Les chaînes de télévision ont diffusé en boucle des images du cercueil de Ran Gvili, recouvert d'un drapeau israélien et entouré de soldats.

"Tu devrais voir les honneurs qu'on te rend ici. Toute la police est avec toi, toute l'armée (...) tout le peuple (...) Je suis fier de toi, mon fils", a lancé son père lors d'un hommage.

Dimanche, les forces israéliennes avaient lancé des fouilles dans un cimetière du nord de Gaza.

Le Hamas avait auparavant indiqué avoir donné aux médiateurs dans le conflit "tous les détails et informations" qu'il détenait sur l'emplacement du corps. Il a affirmé que sa découverte confirmait son "engagement" pour le cessez-le feu.

"Voyager est un rêve" 

Le retour de ce dernier otage ouvre la voie à la réouverture de Rafah, passage crucial pour l'acheminement de l'aide humanitaire.

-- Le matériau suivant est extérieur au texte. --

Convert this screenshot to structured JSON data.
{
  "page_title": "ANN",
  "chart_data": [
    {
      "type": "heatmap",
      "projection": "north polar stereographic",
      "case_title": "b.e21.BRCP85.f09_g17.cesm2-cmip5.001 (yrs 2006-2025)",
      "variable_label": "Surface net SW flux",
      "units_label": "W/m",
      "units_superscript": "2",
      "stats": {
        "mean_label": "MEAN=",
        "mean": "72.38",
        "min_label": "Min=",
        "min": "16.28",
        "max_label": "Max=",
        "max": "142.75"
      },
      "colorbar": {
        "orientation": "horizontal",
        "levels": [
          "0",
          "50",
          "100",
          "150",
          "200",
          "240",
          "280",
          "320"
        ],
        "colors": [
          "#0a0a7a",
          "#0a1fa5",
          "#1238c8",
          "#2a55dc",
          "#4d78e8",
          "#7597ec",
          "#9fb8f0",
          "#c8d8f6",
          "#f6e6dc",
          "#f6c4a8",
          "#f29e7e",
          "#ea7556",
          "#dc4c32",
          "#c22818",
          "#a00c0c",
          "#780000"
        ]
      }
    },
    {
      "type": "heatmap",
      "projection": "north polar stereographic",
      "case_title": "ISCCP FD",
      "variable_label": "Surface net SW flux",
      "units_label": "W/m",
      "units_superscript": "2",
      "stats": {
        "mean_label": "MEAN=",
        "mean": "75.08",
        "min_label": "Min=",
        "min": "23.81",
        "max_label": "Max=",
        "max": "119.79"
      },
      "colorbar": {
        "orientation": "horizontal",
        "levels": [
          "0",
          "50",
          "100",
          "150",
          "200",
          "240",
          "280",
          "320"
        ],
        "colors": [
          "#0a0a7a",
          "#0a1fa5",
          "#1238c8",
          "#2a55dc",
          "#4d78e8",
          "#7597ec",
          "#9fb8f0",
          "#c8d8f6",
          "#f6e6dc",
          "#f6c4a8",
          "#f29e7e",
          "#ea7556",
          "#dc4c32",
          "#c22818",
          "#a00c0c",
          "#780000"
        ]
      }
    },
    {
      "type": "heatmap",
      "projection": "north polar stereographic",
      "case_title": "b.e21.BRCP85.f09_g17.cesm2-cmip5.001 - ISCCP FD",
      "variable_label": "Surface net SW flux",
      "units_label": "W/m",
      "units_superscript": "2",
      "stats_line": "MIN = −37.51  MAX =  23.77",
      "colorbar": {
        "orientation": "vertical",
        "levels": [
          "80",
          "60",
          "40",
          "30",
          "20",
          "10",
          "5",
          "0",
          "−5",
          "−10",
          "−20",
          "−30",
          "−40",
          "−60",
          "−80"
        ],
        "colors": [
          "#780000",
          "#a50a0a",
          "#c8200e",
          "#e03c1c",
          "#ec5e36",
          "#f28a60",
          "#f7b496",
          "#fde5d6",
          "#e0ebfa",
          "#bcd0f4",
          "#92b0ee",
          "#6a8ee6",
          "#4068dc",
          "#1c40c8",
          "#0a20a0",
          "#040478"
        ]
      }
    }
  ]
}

Elle est réclamée de longue date par les Nations Unies et la communauté humanitaire, mais Israël a déjà précisé qu'elle serait "limitée" aux piétons et soumise à "un mécanisme complet d'inspection israélien".

Sur le terrain, alors que les deux parties s'accusent mutuellement de violer quotidiennement la trêve, la situation humanitaire reste dramatique pour les quelque 2,2 millions d'habitants palestiniens.

"Le monde ne se soucie pas de nous. Pour nous, voyager est un rêve de retour à la vie", témoigne Maha Youssef, 37 ans, déplacée à Gaza-ville par la guerre.

"Même si cela est financièrement difficile et probablement instable, mes enfants pourraient voir à quoi ressemble une vie normale et la vivre et au moins, ils pourraient aller à l'école", ajoute-t-elle.

La deuxième étape du plan Trump, endossé par le Conseil de sécurité de l'ONU en novembre, prévoit, outre le désarmement du Hamas, le retrait progressif de l'armée israélienne, qui contrôle encore plus de la moitié du territoire, et le déploiement d'une force internationale de stabilisation.

Le secrétaire général de l'ONU a salué lundi le retour du corps de Ran Gvili, appelant à une "mise en oeuvre intégrale" de l'accord de cessez-le-feu après plus de deux ans de guerre.